One of the core pieces of this platform is the storage solution. This is currently implemented as a Docker storage plugin, which stores all of your data in BTRFS volumes. It periodically takes snapshots of the volumes it manages and uploads them. This way, any volume can be recreated at any time from the previously uploaded snapshots.

This means that the storage plugin combines:

  • A backup solution, by backing up snapshots continuously
  • A failover solution, because volumes can instantly be recreated on a different machine
  • A time machine, because the state of the volume (application) can be recreated at a previous time.

Overview

Every volume has a private key, which is simply an ed25519 private key, typically this is base64-encoded for displaying it. And example is sETuhFwbQf9NJVAEOhu/QFhhhmKxY+f4VNFrO2IowGk=.

The data for the volume is stored at /var/lib/fractal/volumes/<pubkey>/data. Snapshots are stored at /var/lib/fractal/volumes/<pubkey>/snapshots/<uuid>.
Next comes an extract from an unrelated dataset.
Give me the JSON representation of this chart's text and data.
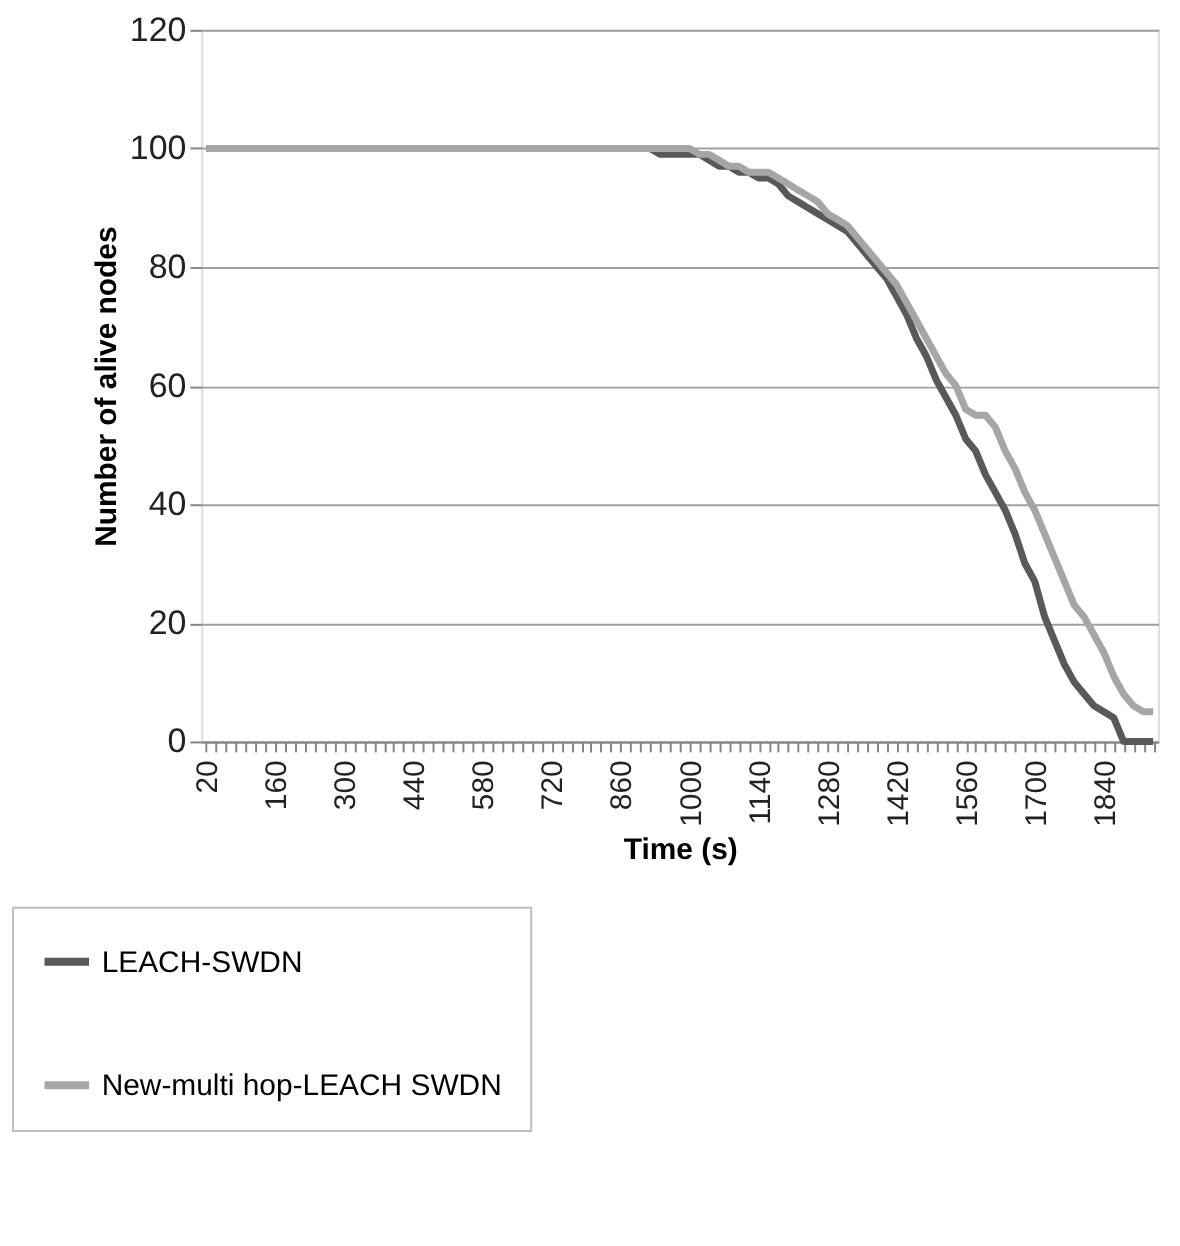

Periodically, the plugin will take snapshots of the data BTRFS subvolume, and encrypt and upload them to IPFS. When it has done so, it posts a manifest to the storage backend with some metadata of the snapshot.

Encryption

Storage encryption

Installing the Storage Plugin

To install the storage plugin, simply use the Docker CLI client. Note that the Hive device will install the plugin for you, so installing it manually is not normally necessary.

# on x86
$ docker plugin install fractalnetworks/storage:main
# on arm64 (raspberry pi)
$ docker plugin install fractalnetworks/storage:main-arm64

Updating the Storage Plugin

In order to update the storage plugin, all of the containers that mount any volumes that it manages need to be stopped. Once that is done, it can be deactivated and updated.

$ docker plugin disable fractalnetworks/storage:main
$ docker plugin update fractalnetworks/storage:main

Again, this is typically something that the Hive device handles for you and does not typically need to be done manually.